Study of an Air Conditioning System Using Air Masses

Part 1 -Examination of Continuously Produced Vortex Rings by CFD

Abstract

Generally, in a large space, a nozzle-type outlet is used as the outlet of an air-conditioning unit. However, most of the air flow from the outlet is dispersed and lost before reaching the target point. The air flow that the target point is only a part of the original. Moreover, in terms of heat-transport as well as airflow, cold air or warm air will diffuse before reaching the target point. Therefore, only some cold air or warm air can reach the target point. On the other hand, a vortex ring has high mass and momentum transporting capability. The compact and unchanged characteristic of vortex rings is suitable for obtaining high-density distribution of the transported fluid within a specific confined region. In this study, the aim was to produce vortex rings continuously, and apply them to an air mass utilizing their high heat-transport capacity to realize ductless ceiling-air-conditioning in a large space. We describe the behavior of a series of vortex rings showing how they behave compared to single vortex rings. The examination was performed by using computational fluid dynamics (CFD). In the study, the jetting speed and the volume of one shot were used as parameters. Accordingly, we found the following. 1) When the vortex rings are repeatedly produced, the arrival distance of the second and subsequent vortex rings become short.
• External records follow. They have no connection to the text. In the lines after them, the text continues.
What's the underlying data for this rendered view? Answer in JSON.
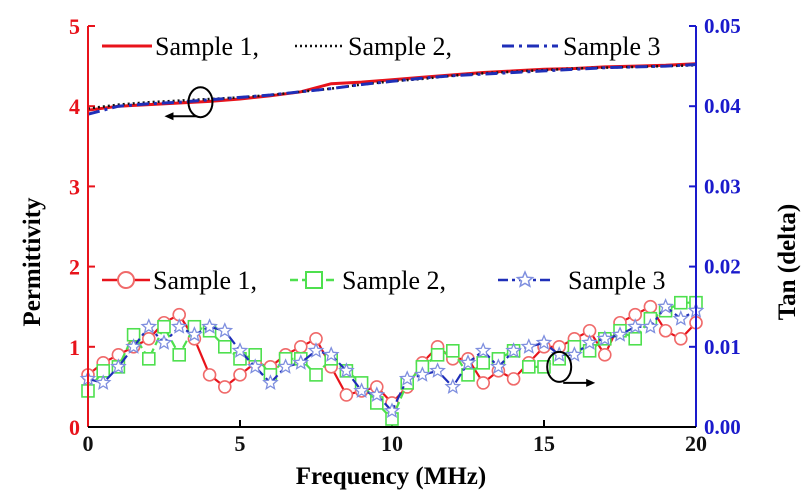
{
  "chart_data": {
    "type": "line",
    "title": "",
    "xlabel": "Frequency (MHz)",
    "ylabel_left": "Permittivity",
    "ylabel_right": "Tan (delta)",
    "xlim": [
      0,
      20
    ],
    "ylim_left": [
      0,
      5
    ],
    "ylim_right": [
      0,
      0.05
    ],
    "x_ticks": [
      "0",
      "5",
      "10",
      "15",
      "20"
    ],
    "y_left_ticks": [
      "0",
      "1",
      "2",
      "3",
      "4",
      "5"
    ],
    "y_right_ticks": [
      "0.00",
      "0.01",
      "0.02",
      "0.03",
      "0.04",
      "0.05"
    ],
    "grid": false,
    "colors": {
      "left_axis": "#e8131b",
      "right_axis": "#1a1acc",
      "sample1": "#e8131b",
      "sample2_perm": "#111111",
      "sample2_tan": "#4ee04e",
      "sample3": "#1f2fb8"
    },
    "permittivity_series": [
      {
        "name": "Sample 1",
        "x": [
          0,
          1,
          2,
          3,
          4,
          5,
          6,
          7,
          8,
          9,
          10,
          11,
          12,
          13,
          14,
          15,
          16,
          17,
          18,
          19,
          20
        ],
        "values": [
          3.95,
          4.0,
          4.02,
          4.04,
          4.06,
          4.09,
          4.13,
          4.18,
          4.28,
          4.3,
          4.33,
          4.36,
          4.39,
          4.42,
          4.44,
          4.46,
          4.47,
          4.49,
          4.5,
          4.51,
          4.53
        ]
      },
      {
        "name": "Sample 2",
        "x": [
          0,
          1,
          2,
          3,
          4,
          5,
          6,
          7,
          8,
          9,
          10,
          11,
          12,
          13,
          14,
          15,
          16,
          17,
          18,
          19,
          20
        ],
        "values": [
          3.97,
          4.02,
          4.05,
          4.07,
          4.09,
          4.11,
          4.14,
          4.18,
          4.22,
          4.27,
          4.31,
          4.34,
          4.38,
          4.41,
          4.43,
          4.45,
          4.47,
          4.48,
          4.49,
          4.5,
          4.51
        ]
      },
      {
        "name": "Sample 3",
        "x": [
          0,
          1,
          2,
          3,
          4,
          5,
          6,
          7,
          8,
          9,
          10,
          11,
          12,
          13,
          14,
          15,
          16,
          17,
          18,
          19,
          20
        ],
        "values": [
          3.9,
          4.0,
          4.03,
          4.05,
          4.08,
          4.11,
          4.14,
          4.18,
          4.22,
          4.27,
          4.31,
          4.35,
          4.38,
          4.4,
          4.42,
          4.44,
          4.46,
          4.48,
          4.49,
          4.5,
          4.52
        ]
      }
    ],
    "tan_series": [
      {
        "name": "Sample 1",
        "x": [
          0,
          0.5,
          1,
          1.5,
          2,
          2.5,
          3,
          3.5,
          4,
          4.5,
          5,
          5.5,
          6,
          6.5,
          7,
          7.5,
          8,
          8.5,
          9,
          9.5,
          10,
          10.5,
          11,
          11.5,
          12,
          12.5,
          13,
          13.5,
          14,
          14.5,
          15,
          15.5,
          16,
          16.5,
          17,
          17.5,
          18,
          18.5,
          19,
          19.5,
          20
        ],
        "values": [
          0.0065,
          0.008,
          0.009,
          0.01,
          0.011,
          0.013,
          0.014,
          0.011,
          0.0065,
          0.005,
          0.0065,
          0.008,
          0.0075,
          0.009,
          0.01,
          0.011,
          0.0075,
          0.004,
          0.0045,
          0.005,
          0.003,
          0.005,
          0.008,
          0.01,
          0.0085,
          0.0085,
          0.0055,
          0.007,
          0.006,
          0.008,
          0.01,
          0.01,
          0.011,
          0.012,
          0.009,
          0.013,
          0.014,
          0.015,
          0.012,
          0.011,
          0.013
        ]
      },
      {
        "name": "Sample 2",
        "x": [
          0,
          0.5,
          1,
          1.5,
          2,
          2.5,
          3,
          3.5,
          4,
          4.5,
          5,
          5.5,
          6,
          6.5,
          7,
          7.5,
          8,
          8.5,
          9,
          9.5,
          10,
          10.5,
          11,
          11.5,
          12,
          12.5,
          13,
          13.5,
          14,
          14.5,
          15,
          15.5,
          16,
          16.5,
          17,
          17.5,
          18,
          18.5,
          19,
          19.5,
          20
        ],
        "values": [
          0.0045,
          0.007,
          0.0075,
          0.0115,
          0.0085,
          0.0125,
          0.009,
          0.0125,
          0.012,
          0.01,
          0.0085,
          0.009,
          0.0065,
          0.0085,
          0.0085,
          0.0065,
          0.0085,
          0.007,
          0.0055,
          0.003,
          0.001,
          0.0055,
          0.0075,
          0.009,
          0.0095,
          0.0065,
          0.008,
          0.0085,
          0.0095,
          0.0075,
          0.0075,
          0.0085,
          0.01,
          0.0095,
          0.011,
          0.012,
          0.011,
          0.0135,
          0.0145,
          0.0155,
          0.0155
        ]
      },
      {
        "name": "Sample 3",
        "x": [
          0,
          0.5,
          1,
          1.5,
          2,
          2.5,
          3,
          3.5,
          4,
          4.5,
          5,
          5.5,
          6,
          6.5,
          7,
          7.5,
          8,
          8.5,
          9,
          9.5,
          10,
          10.5,
          11,
          11.5,
          12,
          12.5,
          13,
          13.5,
          14,
          14.5,
          15,
          15.5,
          16,
          16.5,
          17,
          17.5,
          18,
          18.5,
          19,
          19.5,
          20
        ],
        "values": [
          0.006,
          0.0055,
          0.0075,
          0.01,
          0.0125,
          0.0105,
          0.0125,
          0.0115,
          0.0125,
          0.012,
          0.0095,
          0.0075,
          0.0055,
          0.0075,
          0.008,
          0.0095,
          0.009,
          0.007,
          0.0045,
          0.004,
          0.002,
          0.006,
          0.0065,
          0.007,
          0.005,
          0.008,
          0.0095,
          0.0075,
          0.0095,
          0.01,
          0.0105,
          0.009,
          0.009,
          0.0105,
          0.011,
          0.0115,
          0.0125,
          0.0125,
          0.015,
          0.0135,
          0.0145
        ]
      }
    ],
    "legend_permittivity": [
      "Sample 1,",
      "Sample 2,",
      "Sample 3"
    ],
    "legend_tan": [
      "Sample 1,",
      "Sample 2,",
      "Sample 3"
    ],
    "annotations": [
      {
        "shape": "ellipse",
        "x": 3.7,
        "y_left": 4.05,
        "arrow": "left"
      },
      {
        "shape": "ellipse",
        "x": 15.5,
        "y_left": 0.75,
        "arrow": "right"
      }
    ]
  }
}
Therefore, it is necessary to devise for extending the range of a vortex ring. 2) Increasing the jet velocity tends to increase the reaching range of the vortex rings and the heat-transport range. 3) When the jet velocity increases, the turbulence on the transfer course of vortex rings becomes strong, and the vortex ring cannot maintain a stable state. 4) Even if the volume of jet in each time is reduced and the frequency of vortex ring generation is increased, the reaching range of the vortex ring and the heat-transport range scarcely change. 5) If the volume of jet in each time is reduced, the trailing surplus air decreases and the behavior of vortex rings becomes stable.